Robin Hammond was awarded the W. Eugene Smith Grant in Humanistic Photography for Condemned, a book depicting how people with mental illness are cared for in seven sub-Saharan African nations.
Published this year, the Wellingtonian's work portrays barbaric treatment of the mentally disabled: Men and women shackled naked in a Sudanese prison, a 14-year-old Ugandan boy left tied by one leg to a post, and young and emaciated children with physical deformities crowded into small pens.
Hammond, who is based in France between his travels to Africa, told the Herald how the $35,000 prize held a special meaning for him.
"This is one of the most prestigious awards in the world of photojournalism and for me it is quite a shock to have my name next to some of the past recipients who have been some of the people I have really looked up to in my career," he said.
"It is also really significant for me because of the man whom the award remembers. W. Eugene Smith was a campaigning humanitarian photographer, just as I hope to be, and the work he did stands as some of the greatest photojournalism in the last century.
"It was his work when I was studying at Wellington Polytechnic that made me want to do photodocumentaries on human rights issues."
In his 13-year career, Hammond's work has been widely published, he has won four Amnesty International awards for Human Rights journalism, the 2011 Carmignac Photojournalism Award and this year's FotoEvidence book award that allowed the publication of Condemned.

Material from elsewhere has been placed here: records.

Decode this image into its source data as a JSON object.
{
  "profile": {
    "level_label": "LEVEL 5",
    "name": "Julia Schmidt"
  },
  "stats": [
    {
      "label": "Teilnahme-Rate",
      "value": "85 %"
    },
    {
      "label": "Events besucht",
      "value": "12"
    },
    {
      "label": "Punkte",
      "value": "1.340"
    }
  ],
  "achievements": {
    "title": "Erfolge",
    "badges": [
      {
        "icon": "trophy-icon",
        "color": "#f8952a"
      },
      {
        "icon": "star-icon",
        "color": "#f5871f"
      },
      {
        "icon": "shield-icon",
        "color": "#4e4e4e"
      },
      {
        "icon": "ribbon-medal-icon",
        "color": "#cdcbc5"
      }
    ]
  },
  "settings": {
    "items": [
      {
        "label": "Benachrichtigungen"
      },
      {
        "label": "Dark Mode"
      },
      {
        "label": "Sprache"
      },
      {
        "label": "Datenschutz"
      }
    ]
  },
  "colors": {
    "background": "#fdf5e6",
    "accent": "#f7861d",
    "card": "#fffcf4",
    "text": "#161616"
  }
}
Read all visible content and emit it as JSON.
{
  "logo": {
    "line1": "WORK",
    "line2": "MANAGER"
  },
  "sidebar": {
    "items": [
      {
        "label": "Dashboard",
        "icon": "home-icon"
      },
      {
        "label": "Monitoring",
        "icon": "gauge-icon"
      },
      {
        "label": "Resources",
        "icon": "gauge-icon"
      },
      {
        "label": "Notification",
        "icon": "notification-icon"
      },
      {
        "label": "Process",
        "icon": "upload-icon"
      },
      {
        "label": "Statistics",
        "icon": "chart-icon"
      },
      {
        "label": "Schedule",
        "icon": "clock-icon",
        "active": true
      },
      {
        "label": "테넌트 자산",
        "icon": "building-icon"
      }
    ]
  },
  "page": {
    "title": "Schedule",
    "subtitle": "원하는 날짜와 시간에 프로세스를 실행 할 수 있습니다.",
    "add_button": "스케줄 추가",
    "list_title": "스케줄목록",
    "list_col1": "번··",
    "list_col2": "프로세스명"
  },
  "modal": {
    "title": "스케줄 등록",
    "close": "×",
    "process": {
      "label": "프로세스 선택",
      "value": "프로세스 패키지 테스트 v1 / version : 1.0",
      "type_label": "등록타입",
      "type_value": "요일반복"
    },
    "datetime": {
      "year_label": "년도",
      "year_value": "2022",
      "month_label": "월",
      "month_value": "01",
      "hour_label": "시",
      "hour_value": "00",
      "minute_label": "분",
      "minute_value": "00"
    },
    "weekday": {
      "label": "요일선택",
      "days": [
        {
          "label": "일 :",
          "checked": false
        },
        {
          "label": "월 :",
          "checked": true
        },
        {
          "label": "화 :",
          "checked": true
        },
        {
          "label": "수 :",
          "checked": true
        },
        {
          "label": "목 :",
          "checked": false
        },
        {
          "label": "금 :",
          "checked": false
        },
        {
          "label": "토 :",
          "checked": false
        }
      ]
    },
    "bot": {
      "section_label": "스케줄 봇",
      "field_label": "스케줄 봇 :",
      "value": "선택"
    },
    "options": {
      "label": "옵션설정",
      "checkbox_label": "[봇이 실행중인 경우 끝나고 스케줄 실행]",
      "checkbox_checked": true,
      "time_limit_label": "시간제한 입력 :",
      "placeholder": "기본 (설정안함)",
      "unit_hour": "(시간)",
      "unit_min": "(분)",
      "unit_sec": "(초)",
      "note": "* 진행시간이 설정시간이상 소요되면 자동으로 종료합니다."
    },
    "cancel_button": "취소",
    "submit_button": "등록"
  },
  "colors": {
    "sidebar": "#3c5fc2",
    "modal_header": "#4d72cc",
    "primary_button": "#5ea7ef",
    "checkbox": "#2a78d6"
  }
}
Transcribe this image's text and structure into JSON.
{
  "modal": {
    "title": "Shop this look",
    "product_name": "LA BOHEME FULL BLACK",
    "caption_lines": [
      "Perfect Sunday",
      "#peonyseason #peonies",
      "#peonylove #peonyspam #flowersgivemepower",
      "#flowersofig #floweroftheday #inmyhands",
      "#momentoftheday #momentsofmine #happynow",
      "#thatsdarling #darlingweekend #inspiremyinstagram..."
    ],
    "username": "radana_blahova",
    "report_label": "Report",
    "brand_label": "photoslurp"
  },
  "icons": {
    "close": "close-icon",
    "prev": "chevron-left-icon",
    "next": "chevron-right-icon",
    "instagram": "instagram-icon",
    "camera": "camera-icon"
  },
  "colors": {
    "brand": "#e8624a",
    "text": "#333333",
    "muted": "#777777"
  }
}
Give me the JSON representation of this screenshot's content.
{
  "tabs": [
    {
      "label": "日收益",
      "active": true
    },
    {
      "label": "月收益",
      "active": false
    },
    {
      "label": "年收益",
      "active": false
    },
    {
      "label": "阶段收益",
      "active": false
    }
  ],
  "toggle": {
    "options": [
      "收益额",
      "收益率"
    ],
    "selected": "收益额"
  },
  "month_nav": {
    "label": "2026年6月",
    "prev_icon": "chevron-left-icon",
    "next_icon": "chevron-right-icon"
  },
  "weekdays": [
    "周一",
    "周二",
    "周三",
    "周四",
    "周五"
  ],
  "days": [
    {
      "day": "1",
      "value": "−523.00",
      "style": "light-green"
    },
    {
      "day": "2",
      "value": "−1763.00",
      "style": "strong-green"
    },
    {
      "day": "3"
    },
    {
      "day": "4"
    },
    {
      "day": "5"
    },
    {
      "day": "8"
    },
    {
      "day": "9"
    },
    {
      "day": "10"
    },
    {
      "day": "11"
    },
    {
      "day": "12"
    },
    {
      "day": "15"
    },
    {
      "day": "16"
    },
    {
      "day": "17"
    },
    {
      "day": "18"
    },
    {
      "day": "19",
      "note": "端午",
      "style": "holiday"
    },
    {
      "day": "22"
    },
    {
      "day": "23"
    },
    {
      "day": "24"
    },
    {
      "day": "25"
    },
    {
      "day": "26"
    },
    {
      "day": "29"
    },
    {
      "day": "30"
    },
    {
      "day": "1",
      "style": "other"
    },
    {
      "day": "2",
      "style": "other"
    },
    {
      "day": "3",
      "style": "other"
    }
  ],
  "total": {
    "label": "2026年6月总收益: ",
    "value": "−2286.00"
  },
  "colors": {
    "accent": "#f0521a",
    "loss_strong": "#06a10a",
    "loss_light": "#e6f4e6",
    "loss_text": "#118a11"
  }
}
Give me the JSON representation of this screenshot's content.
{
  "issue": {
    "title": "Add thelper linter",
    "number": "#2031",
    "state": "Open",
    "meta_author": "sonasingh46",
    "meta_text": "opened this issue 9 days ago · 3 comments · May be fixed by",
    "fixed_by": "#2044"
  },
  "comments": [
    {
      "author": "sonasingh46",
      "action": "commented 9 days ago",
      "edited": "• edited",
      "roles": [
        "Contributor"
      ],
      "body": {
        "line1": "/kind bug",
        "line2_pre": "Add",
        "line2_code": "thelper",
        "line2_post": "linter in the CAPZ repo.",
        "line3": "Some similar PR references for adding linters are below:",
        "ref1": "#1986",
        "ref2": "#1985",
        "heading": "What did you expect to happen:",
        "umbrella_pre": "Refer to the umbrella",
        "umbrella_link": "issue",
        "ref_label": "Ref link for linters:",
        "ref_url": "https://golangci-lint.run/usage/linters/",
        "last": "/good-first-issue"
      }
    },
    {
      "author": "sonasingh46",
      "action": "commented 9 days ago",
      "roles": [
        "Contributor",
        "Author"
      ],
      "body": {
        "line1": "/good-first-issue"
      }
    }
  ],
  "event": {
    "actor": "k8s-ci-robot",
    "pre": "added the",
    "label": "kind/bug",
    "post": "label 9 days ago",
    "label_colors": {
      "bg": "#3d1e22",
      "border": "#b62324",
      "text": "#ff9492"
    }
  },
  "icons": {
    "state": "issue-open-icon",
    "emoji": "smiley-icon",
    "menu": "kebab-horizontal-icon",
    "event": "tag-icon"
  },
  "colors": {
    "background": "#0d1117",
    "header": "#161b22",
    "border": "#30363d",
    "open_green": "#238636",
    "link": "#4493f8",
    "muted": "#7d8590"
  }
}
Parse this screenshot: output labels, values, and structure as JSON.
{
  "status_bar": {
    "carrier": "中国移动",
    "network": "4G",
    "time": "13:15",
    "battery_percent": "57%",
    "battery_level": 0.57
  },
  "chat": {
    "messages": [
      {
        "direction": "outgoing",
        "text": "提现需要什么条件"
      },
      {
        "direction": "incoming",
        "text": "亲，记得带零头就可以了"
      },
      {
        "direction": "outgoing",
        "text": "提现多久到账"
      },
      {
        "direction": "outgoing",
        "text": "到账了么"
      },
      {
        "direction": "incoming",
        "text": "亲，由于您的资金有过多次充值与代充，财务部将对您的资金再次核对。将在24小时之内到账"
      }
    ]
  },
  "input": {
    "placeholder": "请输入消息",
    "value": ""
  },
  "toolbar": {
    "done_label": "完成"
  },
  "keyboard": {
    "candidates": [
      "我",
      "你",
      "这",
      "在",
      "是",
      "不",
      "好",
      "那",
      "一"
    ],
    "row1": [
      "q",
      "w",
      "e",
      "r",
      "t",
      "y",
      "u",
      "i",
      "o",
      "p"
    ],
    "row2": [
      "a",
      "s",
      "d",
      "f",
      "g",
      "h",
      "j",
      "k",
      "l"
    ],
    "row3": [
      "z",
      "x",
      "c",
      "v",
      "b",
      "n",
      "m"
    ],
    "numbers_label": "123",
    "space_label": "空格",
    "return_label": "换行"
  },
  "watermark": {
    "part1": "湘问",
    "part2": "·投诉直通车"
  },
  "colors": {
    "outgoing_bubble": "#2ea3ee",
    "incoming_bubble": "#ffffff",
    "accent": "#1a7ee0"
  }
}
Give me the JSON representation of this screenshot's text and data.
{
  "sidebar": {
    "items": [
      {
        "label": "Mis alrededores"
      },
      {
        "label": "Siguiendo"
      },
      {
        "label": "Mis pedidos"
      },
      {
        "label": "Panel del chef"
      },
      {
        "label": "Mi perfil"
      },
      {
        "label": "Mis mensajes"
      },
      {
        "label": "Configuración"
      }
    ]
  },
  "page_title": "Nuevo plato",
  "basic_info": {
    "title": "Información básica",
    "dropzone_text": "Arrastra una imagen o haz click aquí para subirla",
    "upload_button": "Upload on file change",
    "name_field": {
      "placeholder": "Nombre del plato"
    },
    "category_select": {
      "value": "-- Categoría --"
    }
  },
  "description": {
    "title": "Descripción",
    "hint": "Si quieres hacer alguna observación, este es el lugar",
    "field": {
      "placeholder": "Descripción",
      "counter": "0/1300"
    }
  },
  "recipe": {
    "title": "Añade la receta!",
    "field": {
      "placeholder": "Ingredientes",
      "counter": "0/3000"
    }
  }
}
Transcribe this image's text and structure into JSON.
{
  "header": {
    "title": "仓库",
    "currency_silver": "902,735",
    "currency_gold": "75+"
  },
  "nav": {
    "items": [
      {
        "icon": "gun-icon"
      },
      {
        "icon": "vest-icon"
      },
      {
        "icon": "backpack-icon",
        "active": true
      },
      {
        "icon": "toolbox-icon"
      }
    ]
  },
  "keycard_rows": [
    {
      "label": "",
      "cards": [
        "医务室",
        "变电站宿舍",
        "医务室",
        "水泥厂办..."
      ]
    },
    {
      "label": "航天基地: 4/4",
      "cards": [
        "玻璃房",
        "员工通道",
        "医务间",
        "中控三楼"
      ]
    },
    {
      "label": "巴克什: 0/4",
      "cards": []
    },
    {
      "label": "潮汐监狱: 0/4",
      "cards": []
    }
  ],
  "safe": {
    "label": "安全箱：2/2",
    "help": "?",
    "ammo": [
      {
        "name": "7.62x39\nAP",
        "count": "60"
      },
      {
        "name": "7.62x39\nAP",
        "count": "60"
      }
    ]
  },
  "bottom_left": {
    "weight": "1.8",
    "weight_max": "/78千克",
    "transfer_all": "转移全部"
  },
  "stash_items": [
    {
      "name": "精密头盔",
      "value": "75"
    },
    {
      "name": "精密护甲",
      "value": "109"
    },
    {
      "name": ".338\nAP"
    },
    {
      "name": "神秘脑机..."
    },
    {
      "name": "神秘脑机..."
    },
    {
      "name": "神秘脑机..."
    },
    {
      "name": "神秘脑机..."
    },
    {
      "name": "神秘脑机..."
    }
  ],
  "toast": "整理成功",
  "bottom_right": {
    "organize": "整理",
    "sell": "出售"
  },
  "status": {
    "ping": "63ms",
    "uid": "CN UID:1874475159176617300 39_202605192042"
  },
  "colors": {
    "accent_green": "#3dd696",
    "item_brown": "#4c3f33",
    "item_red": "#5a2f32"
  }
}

That work began in 2011 when he travelled to war-ravaged areas of Congo, South Sudan, Mogadishu and Uganda; refugee camps in Somalia and Dadaab; and Nigerian facilities for the mentally ill impacted by corruption. "The extent of the abuse and how widespread it is is just so big and I feel it is a really neglected issue. It goes past just taking pictures. The whole point is to really raise awareness for a group of people who have been severely neglected."